| | AESA’s Resource Monitoring Program, initiated in 1997, tracks water and soil quality in Alberta’s agricultural areas. Both components provide the agricultural industry, researchers, extension agents and others with invaluable information on our soil and water resources. The collected data can help producers and producer groups to assess the effects of changing agricultural practices on the environment, and help extension agencies to evaluate the effectiveness of efforts to bring
about practice change.
Soil quality
The AESA Soil Quality Monitoring Program’s 42 monitoring sites are located across Alberta. Each site is typical of the soils, landscape, climate and agricultural practices in the area. The monitoring team annually measures a wide range of soil characteristics, such as nutrients, bulk density and organic matter content, as well as crop yield and biomass. Program Coordinator Karen Cannon says, “We are the only province in Canada to have a soil quality benchmark program.” worldwide, it is one of the few long-term programs for monitoring soil quality. And it is one of the few that take measurements on a landscape basis; each site has monitoring locations at the upper, middle and lower slope positions.
The program’s detailed, long-term dataset makes it invaluable for modelling. Cannon explains, “We can’t possibly measure soil quality for all the different types of agricultural practices across the province. So we use models, like wind erosion, water erosion, or crop growth models, to predict soil quality changes. The monitoring sites provide the data needed for validation of modelling, so we can see what is really going on and compare that with what the models are telling us.”
The unique dataset is also attracting many research partners to work with the AESA group on a wide range of environmental
studies. Cannon adds, “Monitoring about 20% of the work we do. We’re involved in many soil quality projects related to science development, risk assessment and extension.”
One of the program’s extension efforts could help farmers to monitor their own soil quality. She says, “We are currently evaluating various qualitative and quantitative options for farmers so they can identify potential problems and monitor the effects of their management changes.”
Water quality
AESA Stream Survey is the only program in Canada for long-term monitoring of water quality in small streams in agricultural areas. The program monitors water quality in 23 streams in agricultural areas across Alberta. The streams are in watersheds that are representative of various types of natural and agricultural characteristics common to Alberta. Samples are collected at each monitoring site during both high and low flows every year, to ensure representative data. The samples are tested for phosphorus and nitrogen, fecal bacteria, and about 40 pesticides.
Water quality tends to be very variable; data must be collected over a long period to determine trends. “However, unformation is emerging in terms of what water quality issues are specific to certain parts of the province, certain times of the year, things like that,” says Jamie Wuite, a Water Quality Specialist with Alberta Agriculture, Food and Rural Development who leads the program.

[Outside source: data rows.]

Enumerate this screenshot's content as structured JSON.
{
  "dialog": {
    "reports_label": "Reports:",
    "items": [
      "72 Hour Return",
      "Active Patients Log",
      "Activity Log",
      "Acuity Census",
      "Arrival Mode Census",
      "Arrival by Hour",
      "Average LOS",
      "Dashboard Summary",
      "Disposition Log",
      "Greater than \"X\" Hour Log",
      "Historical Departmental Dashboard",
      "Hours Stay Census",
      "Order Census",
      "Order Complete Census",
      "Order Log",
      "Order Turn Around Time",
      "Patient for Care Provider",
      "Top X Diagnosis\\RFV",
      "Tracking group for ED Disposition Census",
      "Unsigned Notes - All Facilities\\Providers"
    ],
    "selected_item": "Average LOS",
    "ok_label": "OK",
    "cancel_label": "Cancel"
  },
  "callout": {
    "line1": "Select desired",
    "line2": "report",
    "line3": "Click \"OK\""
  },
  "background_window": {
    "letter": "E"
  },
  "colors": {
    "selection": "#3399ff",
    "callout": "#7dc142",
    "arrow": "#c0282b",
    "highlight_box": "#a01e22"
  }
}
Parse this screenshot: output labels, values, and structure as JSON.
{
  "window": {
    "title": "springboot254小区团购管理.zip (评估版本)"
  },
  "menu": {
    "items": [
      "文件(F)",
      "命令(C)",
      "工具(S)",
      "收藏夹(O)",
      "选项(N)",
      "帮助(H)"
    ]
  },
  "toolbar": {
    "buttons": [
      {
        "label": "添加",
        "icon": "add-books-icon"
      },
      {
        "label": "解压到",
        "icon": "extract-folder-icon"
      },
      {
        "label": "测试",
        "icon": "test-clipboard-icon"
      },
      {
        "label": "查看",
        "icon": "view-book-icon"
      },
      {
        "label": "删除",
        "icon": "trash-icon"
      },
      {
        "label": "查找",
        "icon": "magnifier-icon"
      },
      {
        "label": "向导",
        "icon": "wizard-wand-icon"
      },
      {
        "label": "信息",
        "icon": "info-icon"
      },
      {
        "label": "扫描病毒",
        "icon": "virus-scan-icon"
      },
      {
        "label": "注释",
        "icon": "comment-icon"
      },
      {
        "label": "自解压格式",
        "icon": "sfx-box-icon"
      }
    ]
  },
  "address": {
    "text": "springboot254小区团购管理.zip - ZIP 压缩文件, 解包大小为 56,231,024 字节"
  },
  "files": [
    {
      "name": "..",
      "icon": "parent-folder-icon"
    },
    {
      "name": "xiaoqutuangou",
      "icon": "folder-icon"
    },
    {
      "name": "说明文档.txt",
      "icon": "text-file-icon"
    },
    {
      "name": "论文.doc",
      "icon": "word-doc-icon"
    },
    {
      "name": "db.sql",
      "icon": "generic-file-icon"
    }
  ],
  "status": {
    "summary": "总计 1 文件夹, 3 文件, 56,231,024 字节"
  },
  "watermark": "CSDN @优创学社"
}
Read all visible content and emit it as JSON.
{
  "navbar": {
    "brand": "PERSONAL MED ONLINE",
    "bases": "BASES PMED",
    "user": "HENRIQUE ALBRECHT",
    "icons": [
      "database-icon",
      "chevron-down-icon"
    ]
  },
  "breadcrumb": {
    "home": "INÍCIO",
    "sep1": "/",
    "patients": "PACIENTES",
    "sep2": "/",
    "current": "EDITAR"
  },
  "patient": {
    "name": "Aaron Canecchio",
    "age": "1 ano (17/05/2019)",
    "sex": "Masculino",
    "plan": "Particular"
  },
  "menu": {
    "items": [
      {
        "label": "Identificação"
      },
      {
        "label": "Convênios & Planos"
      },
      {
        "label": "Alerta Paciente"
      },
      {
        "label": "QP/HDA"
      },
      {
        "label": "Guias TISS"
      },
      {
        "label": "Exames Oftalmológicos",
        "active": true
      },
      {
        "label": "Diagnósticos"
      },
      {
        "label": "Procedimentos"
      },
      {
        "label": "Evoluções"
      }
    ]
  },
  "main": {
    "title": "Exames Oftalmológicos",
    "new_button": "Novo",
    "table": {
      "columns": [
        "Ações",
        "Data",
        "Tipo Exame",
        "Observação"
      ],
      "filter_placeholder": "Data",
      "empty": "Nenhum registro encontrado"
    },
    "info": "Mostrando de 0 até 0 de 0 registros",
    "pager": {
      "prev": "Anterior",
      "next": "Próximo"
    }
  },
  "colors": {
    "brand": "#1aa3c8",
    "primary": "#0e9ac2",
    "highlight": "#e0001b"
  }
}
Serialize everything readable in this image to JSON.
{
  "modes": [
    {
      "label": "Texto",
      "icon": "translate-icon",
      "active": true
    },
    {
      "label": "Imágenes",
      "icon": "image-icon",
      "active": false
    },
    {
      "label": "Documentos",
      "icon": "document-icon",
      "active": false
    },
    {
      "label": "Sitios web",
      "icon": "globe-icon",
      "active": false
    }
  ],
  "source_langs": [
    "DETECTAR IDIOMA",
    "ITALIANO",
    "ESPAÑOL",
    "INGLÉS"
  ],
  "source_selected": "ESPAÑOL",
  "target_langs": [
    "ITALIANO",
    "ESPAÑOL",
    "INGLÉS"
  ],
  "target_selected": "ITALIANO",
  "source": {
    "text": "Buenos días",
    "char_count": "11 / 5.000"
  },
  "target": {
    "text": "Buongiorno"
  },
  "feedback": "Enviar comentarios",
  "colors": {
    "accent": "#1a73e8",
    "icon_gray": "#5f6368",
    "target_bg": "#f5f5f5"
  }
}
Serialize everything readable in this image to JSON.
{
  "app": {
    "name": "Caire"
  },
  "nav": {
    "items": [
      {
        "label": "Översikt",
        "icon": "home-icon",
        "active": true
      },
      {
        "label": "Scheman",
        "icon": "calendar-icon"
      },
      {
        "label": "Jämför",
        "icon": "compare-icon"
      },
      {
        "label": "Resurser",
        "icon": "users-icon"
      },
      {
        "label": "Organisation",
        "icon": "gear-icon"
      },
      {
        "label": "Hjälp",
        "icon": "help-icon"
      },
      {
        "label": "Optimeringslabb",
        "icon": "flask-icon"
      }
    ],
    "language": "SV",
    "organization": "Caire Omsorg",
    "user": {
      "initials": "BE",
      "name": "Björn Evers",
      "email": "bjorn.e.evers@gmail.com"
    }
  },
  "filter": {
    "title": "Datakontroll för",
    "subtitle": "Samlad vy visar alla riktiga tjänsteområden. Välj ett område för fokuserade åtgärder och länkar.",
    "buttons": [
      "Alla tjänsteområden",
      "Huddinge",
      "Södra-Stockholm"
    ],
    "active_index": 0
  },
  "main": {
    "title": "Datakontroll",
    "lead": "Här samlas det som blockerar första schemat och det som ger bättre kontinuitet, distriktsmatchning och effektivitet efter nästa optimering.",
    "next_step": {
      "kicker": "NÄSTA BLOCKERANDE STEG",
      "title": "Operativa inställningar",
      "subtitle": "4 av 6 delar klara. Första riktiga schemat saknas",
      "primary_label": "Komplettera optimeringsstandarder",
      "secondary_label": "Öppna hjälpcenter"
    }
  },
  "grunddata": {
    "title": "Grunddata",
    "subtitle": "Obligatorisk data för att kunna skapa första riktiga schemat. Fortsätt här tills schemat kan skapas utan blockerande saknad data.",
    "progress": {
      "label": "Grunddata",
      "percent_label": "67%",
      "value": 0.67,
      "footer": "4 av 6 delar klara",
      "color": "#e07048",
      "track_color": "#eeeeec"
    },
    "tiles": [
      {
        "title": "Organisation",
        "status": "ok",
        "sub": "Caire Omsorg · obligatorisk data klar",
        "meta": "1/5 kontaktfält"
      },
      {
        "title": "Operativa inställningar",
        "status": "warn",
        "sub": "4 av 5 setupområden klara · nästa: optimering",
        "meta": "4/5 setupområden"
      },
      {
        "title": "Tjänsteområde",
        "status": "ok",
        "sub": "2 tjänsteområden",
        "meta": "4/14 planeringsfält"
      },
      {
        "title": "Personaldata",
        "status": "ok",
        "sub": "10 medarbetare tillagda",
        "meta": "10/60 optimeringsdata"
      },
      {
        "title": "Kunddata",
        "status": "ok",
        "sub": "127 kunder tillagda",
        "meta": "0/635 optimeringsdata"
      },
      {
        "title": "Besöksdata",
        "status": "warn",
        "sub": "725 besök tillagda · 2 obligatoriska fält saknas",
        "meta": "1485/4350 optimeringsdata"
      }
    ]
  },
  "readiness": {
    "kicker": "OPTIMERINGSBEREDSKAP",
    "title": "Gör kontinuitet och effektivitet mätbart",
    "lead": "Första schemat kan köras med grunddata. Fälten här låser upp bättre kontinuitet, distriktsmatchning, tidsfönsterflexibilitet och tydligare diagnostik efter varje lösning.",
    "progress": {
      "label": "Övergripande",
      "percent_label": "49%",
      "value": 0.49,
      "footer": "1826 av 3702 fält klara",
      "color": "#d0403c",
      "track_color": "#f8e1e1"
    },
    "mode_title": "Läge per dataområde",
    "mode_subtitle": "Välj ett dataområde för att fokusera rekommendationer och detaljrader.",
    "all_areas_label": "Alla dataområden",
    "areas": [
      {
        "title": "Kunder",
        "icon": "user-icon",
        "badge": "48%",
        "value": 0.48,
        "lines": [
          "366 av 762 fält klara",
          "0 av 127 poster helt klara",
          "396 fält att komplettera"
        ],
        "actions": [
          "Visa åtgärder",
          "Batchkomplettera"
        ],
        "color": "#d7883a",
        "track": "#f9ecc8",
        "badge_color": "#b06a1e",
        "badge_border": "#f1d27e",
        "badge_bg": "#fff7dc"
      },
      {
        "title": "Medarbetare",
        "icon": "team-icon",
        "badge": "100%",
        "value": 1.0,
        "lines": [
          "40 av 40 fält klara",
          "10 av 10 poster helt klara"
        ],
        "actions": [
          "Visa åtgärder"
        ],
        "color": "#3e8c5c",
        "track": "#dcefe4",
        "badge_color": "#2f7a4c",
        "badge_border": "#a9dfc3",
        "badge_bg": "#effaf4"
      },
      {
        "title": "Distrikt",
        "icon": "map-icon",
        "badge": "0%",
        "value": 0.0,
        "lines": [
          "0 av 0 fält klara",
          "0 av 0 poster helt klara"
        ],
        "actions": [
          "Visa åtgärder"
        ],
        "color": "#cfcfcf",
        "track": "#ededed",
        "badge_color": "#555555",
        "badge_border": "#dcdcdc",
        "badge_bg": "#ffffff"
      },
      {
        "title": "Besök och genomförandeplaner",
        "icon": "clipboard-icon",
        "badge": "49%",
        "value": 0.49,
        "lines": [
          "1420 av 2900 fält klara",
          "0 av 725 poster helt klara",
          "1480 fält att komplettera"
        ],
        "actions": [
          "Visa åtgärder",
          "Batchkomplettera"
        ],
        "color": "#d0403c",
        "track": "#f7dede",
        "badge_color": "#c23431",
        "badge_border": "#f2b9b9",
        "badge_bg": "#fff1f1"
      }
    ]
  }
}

Such information is useful for targeting extension programs. Wuite explains, “For instance, with very few exceptions, your BMP [beneficial management practices] dollar is best spent on reducing the impacts of practices related to snowmelt or spring runoff because, in much of Alberta, most of the runoff happens before June. That has implications for things like selection of cow-calf wintering sites.”
AESA Stream Survey has developed an index to help communicate water quality results. Says Wuite, “The index distils the large amount of technical information that we prepareevery year into something more easily digested, and more useful to, producers, watershed groups and extension agents.” Wuite and his group have also developed a water quality monitoring manual for use by community watershed groups.